While it’s no Project CARS by a long shot, this is quite a great-looking game because it FEELS more realistic than it looks. I love the looks of the trucks and how everything that needs to work works (you don’t see any drivers in the game at all). Oovee’s proprietary engine does things developers of rally racing games WISH they could do in theirs. If you remember Sega Rally Revo and its deformable landscape, this beats that to death and then some. Getting in the mud here means preparing to change gears and shift around until you can forge ahead or winch yourself out (or get winched out by someone). Trees can be knocked down unless they’re too thick (in which case you’ll take damage if you’re going fast enough) and those rocks and boulders? They’re from hell and there’s nothing worse than surviving a terrifying stretch of mud, hills and treachery than to come across a field or half dry riverbed FILLED with them and no way around but more or less straight through.

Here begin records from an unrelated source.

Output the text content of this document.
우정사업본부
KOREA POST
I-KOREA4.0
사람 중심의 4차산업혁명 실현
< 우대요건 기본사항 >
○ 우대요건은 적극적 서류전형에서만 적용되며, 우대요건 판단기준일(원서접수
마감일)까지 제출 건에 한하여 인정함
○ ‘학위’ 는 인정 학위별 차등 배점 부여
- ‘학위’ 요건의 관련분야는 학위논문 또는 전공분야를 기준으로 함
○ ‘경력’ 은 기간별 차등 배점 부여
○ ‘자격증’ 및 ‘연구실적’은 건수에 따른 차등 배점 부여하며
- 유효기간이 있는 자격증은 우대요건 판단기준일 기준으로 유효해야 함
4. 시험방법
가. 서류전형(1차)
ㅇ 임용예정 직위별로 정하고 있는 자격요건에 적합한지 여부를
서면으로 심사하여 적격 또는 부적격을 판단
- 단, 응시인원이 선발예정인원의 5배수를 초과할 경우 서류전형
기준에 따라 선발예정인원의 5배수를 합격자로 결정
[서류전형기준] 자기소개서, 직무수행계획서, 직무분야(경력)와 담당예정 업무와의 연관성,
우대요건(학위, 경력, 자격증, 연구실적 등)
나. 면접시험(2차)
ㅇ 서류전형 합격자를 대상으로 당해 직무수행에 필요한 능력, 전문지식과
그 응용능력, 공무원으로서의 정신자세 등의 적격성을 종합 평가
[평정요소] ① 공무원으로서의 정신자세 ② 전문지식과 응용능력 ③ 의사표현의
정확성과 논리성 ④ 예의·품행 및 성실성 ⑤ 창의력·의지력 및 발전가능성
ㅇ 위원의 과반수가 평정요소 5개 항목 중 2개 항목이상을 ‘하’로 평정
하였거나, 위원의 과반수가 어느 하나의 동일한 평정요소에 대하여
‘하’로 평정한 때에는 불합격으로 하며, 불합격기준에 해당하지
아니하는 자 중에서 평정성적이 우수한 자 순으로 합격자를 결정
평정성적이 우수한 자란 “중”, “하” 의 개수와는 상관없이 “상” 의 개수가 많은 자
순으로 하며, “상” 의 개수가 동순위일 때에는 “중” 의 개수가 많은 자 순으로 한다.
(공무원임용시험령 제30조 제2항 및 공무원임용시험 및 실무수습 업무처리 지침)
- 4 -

While the lack of a cockpit view is a bit distressing, it’s actually a good thing because I can’t imagine how much motion sickness would take place if anyone who bought this who’d never been in a bouncing and swaying light to heavy truck would react to this game. I suppose some modder will whip out a “fix” for this, but I certainly won’t need it. The game is fine as it is with the exception of a “snap to” viewpoint directly behind and above your chosen vehicle. Having to fudge the camera around can get tiring when you’re trying to make it carefully through some muck on a narrow pathway while foliage blocks your vision as you swing the camera around to get a good look at things.
But that’s my only major complaint here. That $30 this is going for may seem like a lot of money to you budget and bundle-minded gamers who wait for everything you buy to be a dollar or less, but hear me out. It’s games like this one that NEED you to spend the full cost on them so developers that actually INNOVATE can keep doing so (even if it a sequel or just some DLC down the road). SPINTIRES breaks the mold for driving games and simulations because you have to learn to play it, forgetting almost all you’ve done before in previous driving experiences. That the game takes a truckload of patience and persistence to play and complete is not only a great thing to see and play, it may make you demand other developers also do something different with more familiar franchises that have degenerated into yearly “Buy it because it’s BIG” purchases that only show improvements in visuals and not much else.
So, plunk down that money and dive into this one feet first. If you like it as much as I do, you’re not coming up for air in a while. And when you do, you’ll be as demanding of anything else you play as this game demands you to pay attention to every tap of the keyboard or press of a button on that controller.